Vino della casa a Roma ed etichette speciali, bere bene (senza farsi avvelenare)

Vino della casa a Roma e vino del locale, bere bene (senza farsi avvelenare) Un tempo entravi in trattoria e ti sorbivi, con fiducia e passione, un bel bianco o rosso della cassa, senza troppe etichette, senza troppi distinguo, senza troppe domande, fidandoti ciecamente di chi te lo offriva. Ma, si sa, non ci sono più le osterie di una volta e neanche il vino della casa di una volta.
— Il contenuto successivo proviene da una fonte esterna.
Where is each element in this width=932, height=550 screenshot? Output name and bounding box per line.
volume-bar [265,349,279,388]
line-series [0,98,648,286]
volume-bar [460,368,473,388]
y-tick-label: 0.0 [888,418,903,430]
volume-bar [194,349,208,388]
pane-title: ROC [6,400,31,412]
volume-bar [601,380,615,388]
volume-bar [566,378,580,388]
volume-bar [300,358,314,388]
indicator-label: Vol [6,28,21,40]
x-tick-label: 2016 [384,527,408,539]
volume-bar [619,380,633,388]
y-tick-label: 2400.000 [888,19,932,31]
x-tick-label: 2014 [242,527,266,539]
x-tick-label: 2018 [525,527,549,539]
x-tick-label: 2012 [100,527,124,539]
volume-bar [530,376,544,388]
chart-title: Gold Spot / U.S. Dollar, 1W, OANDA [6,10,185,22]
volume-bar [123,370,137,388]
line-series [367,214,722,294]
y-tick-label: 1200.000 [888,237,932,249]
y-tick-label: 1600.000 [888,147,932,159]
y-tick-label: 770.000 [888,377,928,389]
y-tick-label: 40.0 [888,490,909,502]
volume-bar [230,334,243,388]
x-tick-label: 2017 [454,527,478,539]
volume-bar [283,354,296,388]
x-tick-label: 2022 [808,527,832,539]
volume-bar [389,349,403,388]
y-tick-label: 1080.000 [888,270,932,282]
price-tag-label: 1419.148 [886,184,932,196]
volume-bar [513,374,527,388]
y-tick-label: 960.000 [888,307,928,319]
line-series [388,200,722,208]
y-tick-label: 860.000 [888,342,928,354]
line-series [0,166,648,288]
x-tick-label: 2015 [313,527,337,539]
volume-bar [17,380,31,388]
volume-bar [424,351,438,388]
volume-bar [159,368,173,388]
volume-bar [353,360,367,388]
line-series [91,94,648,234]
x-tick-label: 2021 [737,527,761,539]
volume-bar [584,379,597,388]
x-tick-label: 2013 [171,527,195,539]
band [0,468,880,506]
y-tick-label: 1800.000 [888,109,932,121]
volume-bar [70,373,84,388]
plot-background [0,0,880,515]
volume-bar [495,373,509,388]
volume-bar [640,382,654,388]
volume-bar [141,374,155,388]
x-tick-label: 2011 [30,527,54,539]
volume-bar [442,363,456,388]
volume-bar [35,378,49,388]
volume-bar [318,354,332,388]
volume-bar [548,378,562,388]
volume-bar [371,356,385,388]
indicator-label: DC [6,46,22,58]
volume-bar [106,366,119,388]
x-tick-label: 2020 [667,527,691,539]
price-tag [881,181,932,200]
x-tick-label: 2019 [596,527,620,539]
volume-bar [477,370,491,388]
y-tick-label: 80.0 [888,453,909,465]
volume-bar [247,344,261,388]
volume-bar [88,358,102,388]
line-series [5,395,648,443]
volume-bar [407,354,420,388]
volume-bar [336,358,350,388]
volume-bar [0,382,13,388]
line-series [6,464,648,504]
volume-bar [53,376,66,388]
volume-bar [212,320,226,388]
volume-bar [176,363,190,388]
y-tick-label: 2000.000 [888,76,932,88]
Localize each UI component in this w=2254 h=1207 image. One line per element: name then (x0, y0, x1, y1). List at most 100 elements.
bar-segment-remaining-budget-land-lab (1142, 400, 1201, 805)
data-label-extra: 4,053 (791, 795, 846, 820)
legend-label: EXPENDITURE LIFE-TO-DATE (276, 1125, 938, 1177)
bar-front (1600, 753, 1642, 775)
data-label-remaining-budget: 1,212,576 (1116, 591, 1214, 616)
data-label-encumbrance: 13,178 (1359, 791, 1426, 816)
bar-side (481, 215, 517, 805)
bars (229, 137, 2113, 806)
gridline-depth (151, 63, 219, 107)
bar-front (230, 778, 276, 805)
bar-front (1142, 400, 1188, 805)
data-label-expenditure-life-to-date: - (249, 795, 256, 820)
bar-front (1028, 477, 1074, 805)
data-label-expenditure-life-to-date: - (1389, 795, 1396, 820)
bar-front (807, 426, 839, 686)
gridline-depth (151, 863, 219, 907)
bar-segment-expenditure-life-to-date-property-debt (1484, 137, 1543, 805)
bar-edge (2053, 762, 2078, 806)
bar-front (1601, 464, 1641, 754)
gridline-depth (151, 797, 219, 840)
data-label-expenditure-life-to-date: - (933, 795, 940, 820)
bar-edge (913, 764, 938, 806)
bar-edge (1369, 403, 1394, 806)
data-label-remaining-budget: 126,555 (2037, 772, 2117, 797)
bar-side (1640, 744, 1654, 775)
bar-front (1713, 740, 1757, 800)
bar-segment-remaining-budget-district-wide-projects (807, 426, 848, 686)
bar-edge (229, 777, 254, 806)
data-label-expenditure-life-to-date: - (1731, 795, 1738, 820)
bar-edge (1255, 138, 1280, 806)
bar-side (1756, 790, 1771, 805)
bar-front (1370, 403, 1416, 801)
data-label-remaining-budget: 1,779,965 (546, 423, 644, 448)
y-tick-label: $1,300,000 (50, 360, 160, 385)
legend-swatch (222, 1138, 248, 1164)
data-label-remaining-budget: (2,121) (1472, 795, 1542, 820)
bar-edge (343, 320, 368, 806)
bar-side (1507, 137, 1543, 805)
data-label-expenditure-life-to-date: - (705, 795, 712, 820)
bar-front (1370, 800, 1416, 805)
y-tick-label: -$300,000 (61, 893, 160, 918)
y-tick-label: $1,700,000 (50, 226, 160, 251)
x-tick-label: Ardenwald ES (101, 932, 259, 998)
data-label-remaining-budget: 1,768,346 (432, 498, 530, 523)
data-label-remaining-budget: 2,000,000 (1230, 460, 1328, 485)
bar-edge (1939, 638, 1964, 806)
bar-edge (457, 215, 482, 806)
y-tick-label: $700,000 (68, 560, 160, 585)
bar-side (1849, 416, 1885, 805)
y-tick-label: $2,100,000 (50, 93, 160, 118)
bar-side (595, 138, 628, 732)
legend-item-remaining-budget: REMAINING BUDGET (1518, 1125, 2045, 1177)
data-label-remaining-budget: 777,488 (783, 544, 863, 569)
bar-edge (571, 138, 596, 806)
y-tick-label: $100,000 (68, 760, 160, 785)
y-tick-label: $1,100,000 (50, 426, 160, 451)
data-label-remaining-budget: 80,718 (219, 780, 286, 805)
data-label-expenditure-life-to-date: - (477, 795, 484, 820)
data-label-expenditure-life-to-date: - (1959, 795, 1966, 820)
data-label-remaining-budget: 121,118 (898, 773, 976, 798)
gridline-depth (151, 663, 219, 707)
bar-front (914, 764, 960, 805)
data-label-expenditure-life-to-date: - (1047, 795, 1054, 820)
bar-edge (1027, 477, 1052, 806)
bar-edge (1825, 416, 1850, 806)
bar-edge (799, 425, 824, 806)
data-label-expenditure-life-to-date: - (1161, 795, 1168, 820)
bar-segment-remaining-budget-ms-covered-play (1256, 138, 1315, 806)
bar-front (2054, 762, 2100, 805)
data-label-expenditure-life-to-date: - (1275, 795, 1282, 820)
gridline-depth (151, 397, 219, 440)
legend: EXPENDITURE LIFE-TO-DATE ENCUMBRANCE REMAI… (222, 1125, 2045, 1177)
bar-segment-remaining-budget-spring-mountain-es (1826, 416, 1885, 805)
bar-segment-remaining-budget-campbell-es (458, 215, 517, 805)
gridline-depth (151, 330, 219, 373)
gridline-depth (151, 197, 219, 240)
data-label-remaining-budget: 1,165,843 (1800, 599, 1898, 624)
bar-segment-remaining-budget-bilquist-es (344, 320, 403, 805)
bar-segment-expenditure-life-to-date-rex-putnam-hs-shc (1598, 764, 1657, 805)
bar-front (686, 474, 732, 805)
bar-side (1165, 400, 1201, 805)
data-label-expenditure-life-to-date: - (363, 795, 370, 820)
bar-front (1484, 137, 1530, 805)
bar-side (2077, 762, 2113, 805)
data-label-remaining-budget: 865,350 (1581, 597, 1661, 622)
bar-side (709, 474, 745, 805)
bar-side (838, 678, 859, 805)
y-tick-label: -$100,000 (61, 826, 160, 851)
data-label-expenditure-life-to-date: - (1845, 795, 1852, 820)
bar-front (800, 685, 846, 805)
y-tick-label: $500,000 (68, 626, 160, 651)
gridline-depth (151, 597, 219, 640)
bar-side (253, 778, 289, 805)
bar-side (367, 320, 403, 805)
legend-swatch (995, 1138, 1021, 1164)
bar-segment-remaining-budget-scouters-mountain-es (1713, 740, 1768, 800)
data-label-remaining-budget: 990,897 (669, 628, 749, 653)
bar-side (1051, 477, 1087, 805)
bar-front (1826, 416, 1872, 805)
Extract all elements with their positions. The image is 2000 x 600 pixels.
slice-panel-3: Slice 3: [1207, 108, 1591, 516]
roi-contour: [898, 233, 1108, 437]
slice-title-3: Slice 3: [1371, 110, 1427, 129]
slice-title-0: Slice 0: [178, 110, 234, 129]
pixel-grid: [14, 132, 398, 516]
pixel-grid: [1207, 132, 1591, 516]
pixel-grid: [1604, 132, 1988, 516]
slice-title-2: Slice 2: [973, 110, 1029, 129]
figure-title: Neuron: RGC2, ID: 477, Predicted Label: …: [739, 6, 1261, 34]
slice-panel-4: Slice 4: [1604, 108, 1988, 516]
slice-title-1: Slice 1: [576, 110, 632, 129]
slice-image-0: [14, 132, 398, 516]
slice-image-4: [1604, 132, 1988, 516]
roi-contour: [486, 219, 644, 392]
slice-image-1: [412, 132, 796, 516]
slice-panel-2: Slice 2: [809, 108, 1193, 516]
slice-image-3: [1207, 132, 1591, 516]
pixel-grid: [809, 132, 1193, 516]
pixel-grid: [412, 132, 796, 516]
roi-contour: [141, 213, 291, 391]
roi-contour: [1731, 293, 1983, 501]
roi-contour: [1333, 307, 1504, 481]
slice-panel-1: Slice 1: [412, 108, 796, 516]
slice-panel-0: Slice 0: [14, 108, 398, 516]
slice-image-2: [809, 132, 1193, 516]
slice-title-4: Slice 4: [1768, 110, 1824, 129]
Ora, quando c’è, è quasi sempre una ciofeca, fatta non si sa come, pagata due lire (due centesimi) dal ristoratore, con un ricarico enorme rispetto al costo. Eppure qualcosa si muove anche in questo settore e finalmente qualcuno ha trovato la quadra: mettere in carta un vino della casa, a prezzi convenienti, offrendo però prodotti ben identificati, di buona se non ottima qualità. E non solo: c’è chi decide di far etichettare un vino speciale, creato apposta dal produttore proprio in esclusiva per il locale, da bere alla mescita e in bottiglia. E allora vediamo qualche esempio, a Roma (sperando che altri seguano l’esempio).

Da Cesare al Casaletto

Sfuso Cesare al Casaletto Distesa

Conoscendo un po’ l’oste Leonardo, si poteva essere certi che, se avesse deciso di dotarsi di un vino della casa, e l’ha fatto, avrebbe fatto una scelta oculata e controcorrente. E infatti, se non vuoi assaggiare una delle molte ottime bottiglie della carta di Cesare, ti puoi rivolgere al vino della casa. Che è uno “Sfuso“, si chiama proprio così, prodotto dal noto produttore di vino naturale marchighiano Corrado Dottori, La Distesa. Una damigiana di verdicchio da 5 litri, come un tempo (ma più buona di un tempo). Attenzione: è un vino naturale e dal punto di vista gustativo e visivo potrebbe discostarsi dai canoni abituali (se siete abituati a quelli).

Fafiuché

perfafiuché vino della casa fafiuché parusso

Uno straordinario wine bar, con offerta di vini piemontesi (ma non solo), che da qualche giorno ha deciso di dotarsi di un vino che non si può definire della casa, perché ha una logica diversa: si punta non su un vino a basso costo e largo consumo, ma su un vino identitario, che racconti al meglio cos’è Fafiuché, grazie anche a un grande produttore, Parusso. Si tratta del PerFafiuché, un bianco, un Gewurtztraminer del 2016, così descritto dai mister Fafiuché Gianmarco e Andrea: “Equilibrio e buon senso, seta e profumi ma con compostezza. Annata 2016, non per quelli che il bianco lo devono per forza bere giovanissimo ed eccessivo. Lo scopo è anche quello di dimostrare, con il nostro amico grande vignaiolo, che un vino di gran moda può anche andare contro le mode e avere una sua personalità”. Al calice fa 6,5 euro, mentre se si vuole portare via la bottiglia fa 20 euro.
(nella foto, Maria, Andrea e Gianmarco)

Luciano

Il ristorante di Monosilio, che ha perso per strada la pizzeria, e che resta famoso soprattutto per la carbonara propone un vino della casa con prodotti locali, nelle dimensioni di un quartino (4 euro), mezzo (7 euro), un litro (12), tre litri (30). Unico limite, non trascurabile, è che, come si usava una volta, non si sa di che si tratta: si spiega solo che sono “accuratamente selezionati tra piccoli produttori“.

Avvolgibile e Tavernaccia

Il format del locale di Adriano Baldassarre, un po’ stucchevole invero, prevede la riproposizione paro paro della trattoria di una volta, com’era o come ce la ricordiamo. Basta dare un’occhiata alla carta delle bibite di Avvolgibile: crodino, Peroni, caffè Lavazza, gassosa. E c’è anche il vino della casa, naturalmente. In questo caso si dice cos’è: uno sfuso Casale Certosa bianco e rosso. Si va, occhieggiando al passato, dal chirichetto (un quarto) a 3 euro alla fojetta (mezzo litro) 5 euro fino al tubbo (un litro), 8 euro. La stessa scelta fatta da una trattoria di gran qualità, la Tavernaccia a Portuense, che ha però anche un’ottima carta di vini artigianali.